We introduce Audio-Agent, a multimodal framework for audio generation, editing and composition based on text or video inputs. Conventional approaches for text-to-audio (TTA) tasks often make single-pass inferences from text descriptions. While straightforward, this design struggles to produce high-quality audio when given complex text conditions. In our method, we utilize a pre-trained TTA diffusion network as the audio generation agent to work in tandem with GPT-4, which decomposes the text condition into atomic, specific instructions and calls the agent for audio generation. In doing so, Audio-Agent can generate high-quality audio that is closely aligned with the provided text or video exhibiting complex and multiple events, while supporting variable-length and variable-volume generation. For video-to-audio (VTA) tasks, most existing methods require training a timestamp detector to synchronize video events with the generated audio, a process that can be tedious and time-consuming. Instead, we propose a simpler approach by fine-tuning a pre-trained Large Language Model (LLM), e.g., Gemma2-2B-it, to obtain both semantic and temporal conditions that bridge the video and audio modality. Consequently, our framework contributes a comprehensive solution for both TTA and VTA tasks without substantial computational overhead in training.

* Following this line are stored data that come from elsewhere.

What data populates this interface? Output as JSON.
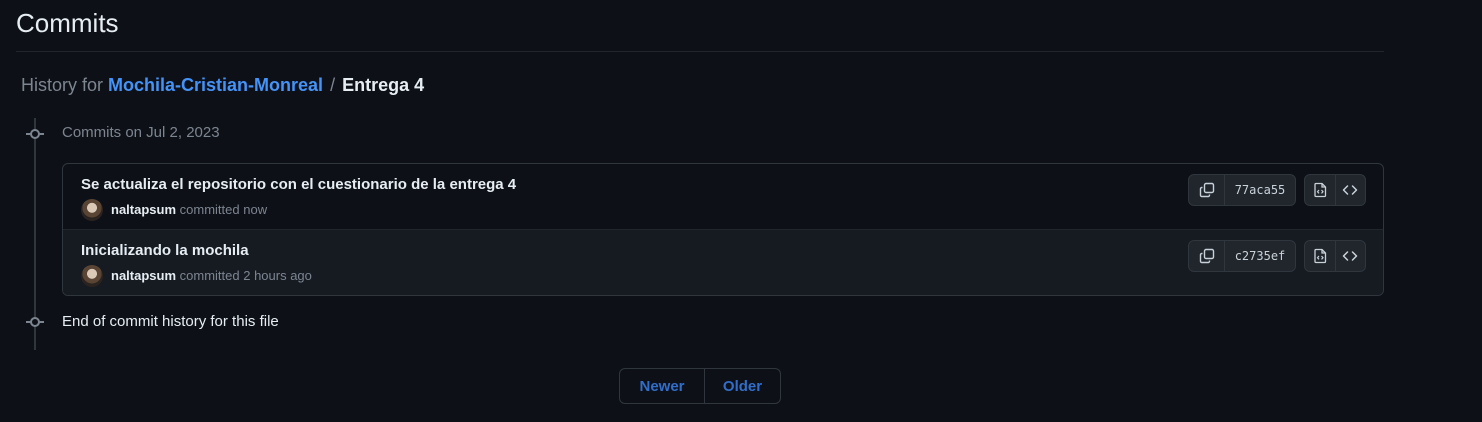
{
  "page": {
    "title": "Commits"
  },
  "history": {
    "prefix": "History for",
    "repo": "Mochila-Cristian-Monreal",
    "separator": "/",
    "path": "Entrega 4"
  },
  "timeline": {
    "date_label": "Commits on Jul 2, 2023",
    "end_label": "End of commit history for this file"
  },
  "commits": [
    {
      "message": "Se actualiza el repositorio con el cuestionario de la entrega 4",
      "author": "naltapsum",
      "action": "committed",
      "time": "now",
      "sha": "77aca55"
    },
    {
      "message": "Inicializando la mochila",
      "author": "naltapsum",
      "action": "committed",
      "time": "2 hours ago",
      "sha": "c2735ef"
    }
  ],
  "pagination": {
    "newer": "Newer",
    "older": "Older"
  },
  "icons": {
    "copy": "copy-icon",
    "file_code": "file-code-icon",
    "code": "code-icon",
    "commit_node": "git-commit-icon"
  },
  "colors": {
    "background": "#0d1117",
    "link": "#4493f8",
    "pagination_text": "#316dca",
    "muted": "#7d8590",
    "border": "#30363d"
  }
}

Paper Structure (20 sections, 4 equations, 6 figures, 15 tables)

This paper contains 20 sections, 4 equations, 6 figures, 15 tables.

Figures (6)

  • Figure 1: Example showing Audio-Agent's ability to generate, compose and edit multiple audio descriptions together. (A): Multi-turn editing; (B): Generation based on long description; (C): Multiple audio descriptions composition.
  • Figure 2: Overview of the TTA part. We use GPT-4 to convert a complex audio generation process into multiple generation steps and combine inference results.

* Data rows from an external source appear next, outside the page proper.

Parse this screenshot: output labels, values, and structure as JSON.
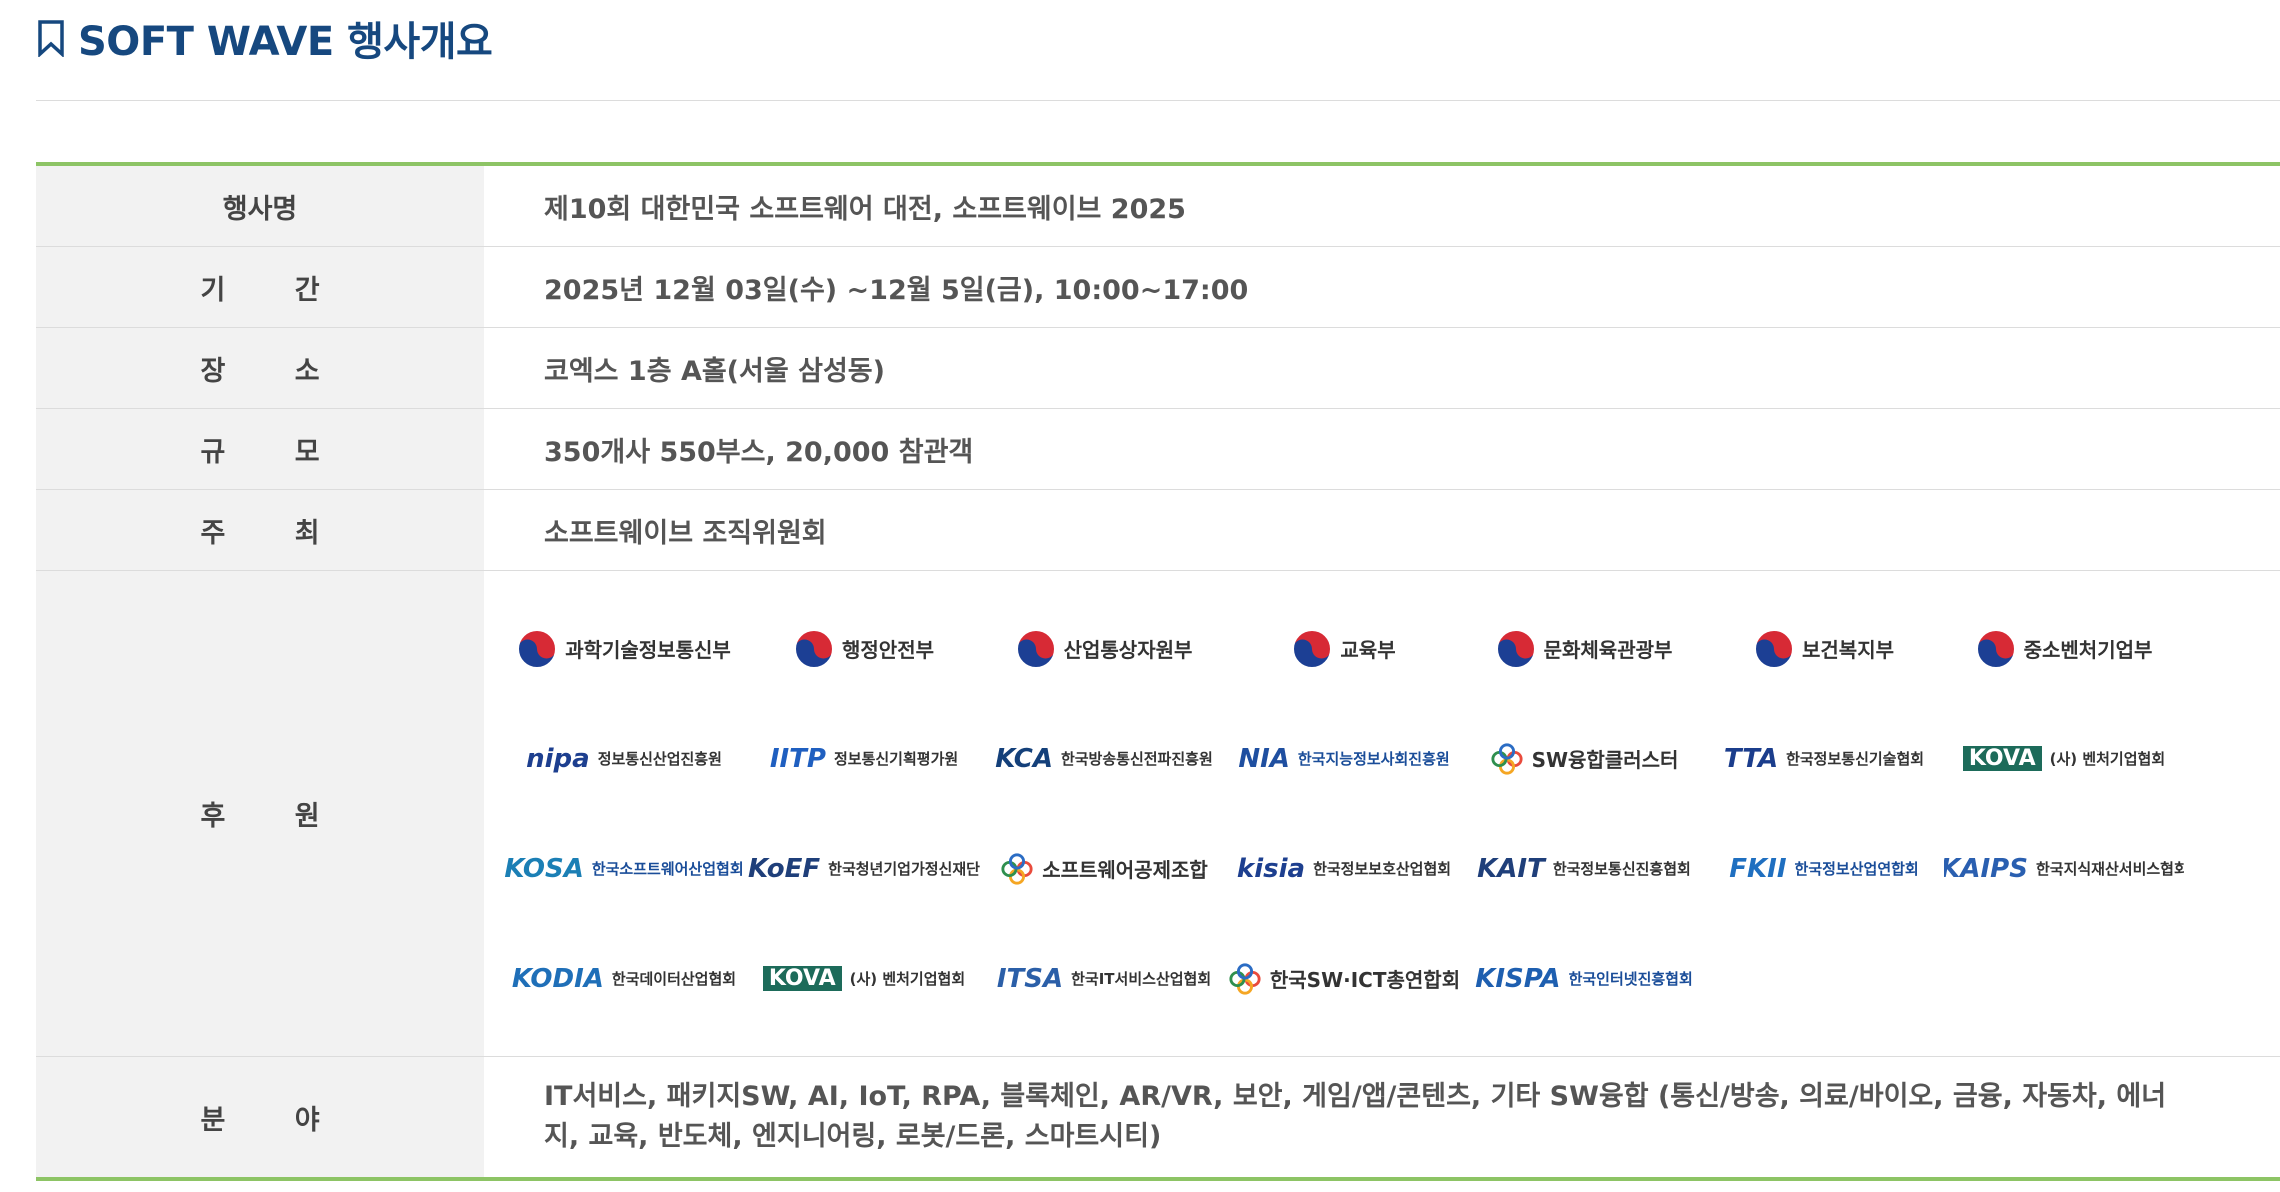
{
  "page": {
    "title": "SOFT WAVE 행사개요"
  },
  "overview": {
    "rows": [
      {
        "label": "행사명",
        "value": "제10회 대한민국 소프트웨어 대전, 소프트웨이브 2025"
      },
      {
        "label": "기 간",
        "value": "2025년 12월 03일(수) ~12월 5일(금), 10:00~17:00"
      },
      {
        "label": "장 소",
        "value": "코엑스 1층 A홀(서울 삼성동)"
      },
      {
        "label": "규 모",
        "value": "350개사 550부스, 20,000 참관객"
      },
      {
        "label": "주 최",
        "value": "소프트웨이브 조직위원회"
      }
    ],
    "sponsor_label": "후 원",
    "field_label": "분 야",
    "field_value": "IT서비스, 패키지SW, AI, IoT, RPA, 블록체인, AR/VR, 보안, 게임/앱/콘텐츠, 기타 SW융합 (통신/방송, 의료/바이오, 금융, 자동차, 에너지, 교육, 반도체, 엔지니어링, 로봇/드론, 스마트시티)"
  },
  "sponsors": [
    {
      "abbr": "",
      "name": "과학기술정보통신부",
      "icon": "korea-gov-emblem-icon"
    },
    {
      "abbr": "",
      "name": "행정안전부",
      "icon": "korea-gov-emblem-icon"
    },
    {
      "abbr": "",
      "name": "산업통상자원부",
      "icon": "korea-gov-emblem-icon"
    },
    {
      "abbr": "",
      "name": "교육부",
      "icon": "korea-gov-emblem-icon"
    },
    {
      "abbr": "",
      "name": "문화체육관광부",
      "icon": "korea-gov-emblem-icon"
    },
    {
      "abbr": "",
      "name": "보건복지부",
      "icon": "korea-gov-emblem-icon"
    },
    {
      "abbr": "",
      "name": "중소벤처기업부",
      "icon": "korea-gov-emblem-icon"
    },
    {
      "abbr": "nipa",
      "name": "정보통신산업진흥원",
      "icon": "nipa-logo-icon"
    },
    {
      "abbr": "IITP",
      "name": "정보통신기획평가원",
      "icon": "iitp-logo-icon"
    },
    {
      "abbr": "KCA",
      "name": "한국방송통신전파진흥원",
      "icon": "kca-logo-icon"
    },
    {
      "abbr": "NIA",
      "name": "한국지능정보사회진흥원",
      "icon": "nia-logo-icon"
    },
    {
      "abbr": "",
      "name": "SW융합클러스터",
      "icon": "sw-cluster-logo-icon"
    },
    {
      "abbr": "TTA",
      "name": "한국정보통신기술협회",
      "icon": "tta-logo-icon"
    },
    {
      "abbr": "KOVA",
      "name": "(사) 벤처기업협회",
      "icon": "kova-logo-icon"
    },
    {
      "abbr": "KOSA",
      "name": "한국소프트웨어산업협회",
      "icon": "kosa-logo-icon"
    },
    {
      "abbr": "KoEF",
      "name": "한국청년기업가정신재단",
      "icon": "koef-logo-icon"
    },
    {
      "abbr": "",
      "name": "소프트웨어공제조합",
      "icon": "sw-mutual-aid-logo-icon"
    },
    {
      "abbr": "kisia",
      "name": "한국정보보호산업협회",
      "icon": "kisia-logo-icon"
    },
    {
      "abbr": "KAIT",
      "name": "한국정보통신진흥협회",
      "icon": "kait-logo-icon"
    },
    {
      "abbr": "FKII",
      "name": "한국정보산업연합회",
      "icon": "fkii-logo-icon"
    },
    {
      "abbr": "KAIPS",
      "name": "한국지식재산서비스협회",
      "icon": "kaips-logo-icon"
    },
    {
      "abbr": "KODIA",
      "name": "한국데이터산업협회",
      "icon": "kodia-logo-icon"
    },
    {
      "abbr": "KOVA",
      "name": "(사) 벤처기업협회",
      "icon": "kova-logo-icon"
    },
    {
      "abbr": "ITSA",
      "name": "한국IT서비스산업협회",
      "icon": "itsa-logo-icon"
    },
    {
      "abbr": "",
      "name": "한국SW·ICT총연합회",
      "icon": "sw-ict-federation-logo-icon"
    },
    {
      "abbr": "KISPA",
      "name": "한국인터넷진흥협회",
      "icon": "kispa-logo-icon"
    }
  ],
  "colors": {
    "title": "#16487f",
    "accent_border": "#8dc465",
    "header_bg": "#f2f2f2"
  }
}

  • Figure 3: Overview of the generation backbone. We build on top of the pre-trained Auffusion model for both TTA and VTA generation.
  • Figure 4: A demo example showing Audio-Agent's conversation ability: First turn: Audio Generation; second turn: Audio Insertion; third Turn: Audio Editing; last turn: Audio Composition with high-level semantic instructions. Audio-Agent can choose to respond based on previous turns or make independent generations. The corresponding audio files can be found in the supplementary materials.

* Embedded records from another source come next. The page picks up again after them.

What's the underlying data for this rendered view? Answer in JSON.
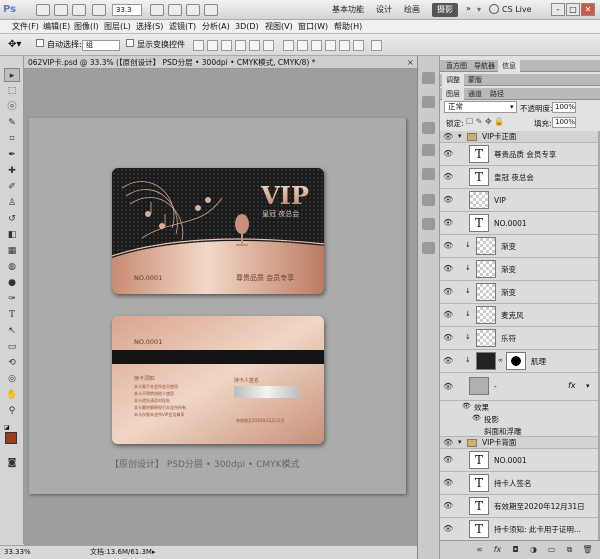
{
  "app": {
    "logo": "Ps",
    "zoom": "33.3",
    "workspaces": [
      "基本功能",
      "设计",
      "绘画",
      "摄影"
    ],
    "active_workspace": "摄影",
    "cs_live": "CS Live",
    "window_controls": [
      "-",
      "□",
      "✕"
    ]
  },
  "menu": [
    "文件(F)",
    "编辑(E)",
    "图像(I)",
    "图层(L)",
    "选择(S)",
    "滤镜(T)",
    "分析(A)",
    "3D(D)",
    "视图(V)",
    "窗口(W)",
    "帮助(H)"
  ],
  "options": {
    "auto_select_label": "自动选择:",
    "auto_select_value": "组",
    "show_transform_label": "显示变换控件"
  },
  "document": {
    "tab_title": "062VIP卡.psd @ 33.3% (【原创设计】    PSD分层 • 300dpi • CMYK模式, CMYK/8) *",
    "caption": "【原创设计】      PSD分层 • 300dpi • CMYK模式",
    "card_front": {
      "vip": "VIP",
      "club": "皇冠 夜总会",
      "number": "NO.0001",
      "slogan": "尊贵品质  会员专享"
    },
    "card_back": {
      "number": "NO.0001",
      "notice_title": "持卡须知:",
      "notice_lines": [
        "本卡限于本会所会员使用",
        "本卡不得转借他人使用",
        "本卡遗失请及时挂失",
        "本卡最终解释权归本会所所有",
        "本卡仅限本会所VIP会员尊享"
      ],
      "sign_label": "持卡人签名",
      "valid": "有效期至2020年12月31日"
    }
  },
  "status": {
    "zoom": "33.33%",
    "doc_size": "文档:13.6M/61.3M"
  },
  "panels": {
    "tabs_row1": [
      "直方图",
      "导航器",
      "信息"
    ],
    "tabs_row2": [
      "调整",
      "蒙版"
    ],
    "tabs_row3": [
      "图层",
      "通道",
      "路径"
    ],
    "blend_mode": "正常",
    "opacity_label": "不透明度:",
    "opacity": "100%",
    "lock_label": "锁定:",
    "fill_label": "填充:",
    "fill": "100%"
  },
  "layers": {
    "group_front": "VIP卡正面",
    "front_items": [
      {
        "kind": "T",
        "name": "尊贵品质  会员专享"
      },
      {
        "kind": "T",
        "name": "皇冠 夜总会"
      },
      {
        "kind": "img",
        "name": "VIP"
      },
      {
        "kind": "T",
        "name": "NO.0001"
      },
      {
        "kind": "img",
        "name": "渐变"
      },
      {
        "kind": "img",
        "name": "渐变"
      },
      {
        "kind": "img",
        "name": "渐变"
      },
      {
        "kind": "img",
        "name": "麦克风"
      },
      {
        "kind": "img",
        "name": "乐符"
      },
      {
        "kind": "img",
        "name": "肌理"
      }
    ],
    "bg_layer": "-",
    "fx_label": "fx",
    "effects_label": "效果",
    "effect_1": "投影",
    "effect_2": "斜面和浮雕",
    "group_back": "VIP卡背面",
    "back_items": [
      {
        "kind": "T",
        "name": "NO.0001"
      },
      {
        "kind": "T",
        "name": "持卡人签名"
      },
      {
        "kind": "T",
        "name": "有效期至2020年12月31日"
      },
      {
        "kind": "T",
        "name": "持卡须知:  此卡用于证明..."
      }
    ]
  }
}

  • Figure 5: Comparison with baseline on TTA. From top: our Audio-Agent, Auffusion, Make-An-Audio 2, and WavJourney. To demonstrate audio generation based on long complex text conditions, we ask the respective model to generate audio clips for 20 seconds. The text condition is drawn from the Two Captions category of Table \ref{['tab.tta_evaluation']}: (A) A river stream of water flowing followed by typing on a computer keyboard; (B) A woman delivering a speech followed by a male speech and statics; (C) A vehicle engine revving then accelerating at a high rate as a metal surface is whipped followed by tires skidding followed by a door shutting and a female speaking; (D) Continuous white noise followed by a vehicle driving as a man and woman are talking and laughing. Observe (by listening to the corresponding audio files in the supplementary material) our method successfully generates multi-event audio at different times based on descriptions, while other baselines mix the generated audio. Particularly for WavJourney, although the boundary between events is more distinct, it consistently does not obey the prompt to generate 20 seconds of audio. The generated audio clips are respectively of length 20 seconds, 30 seconds (truncated here), 16 seconds, and 12 seconds.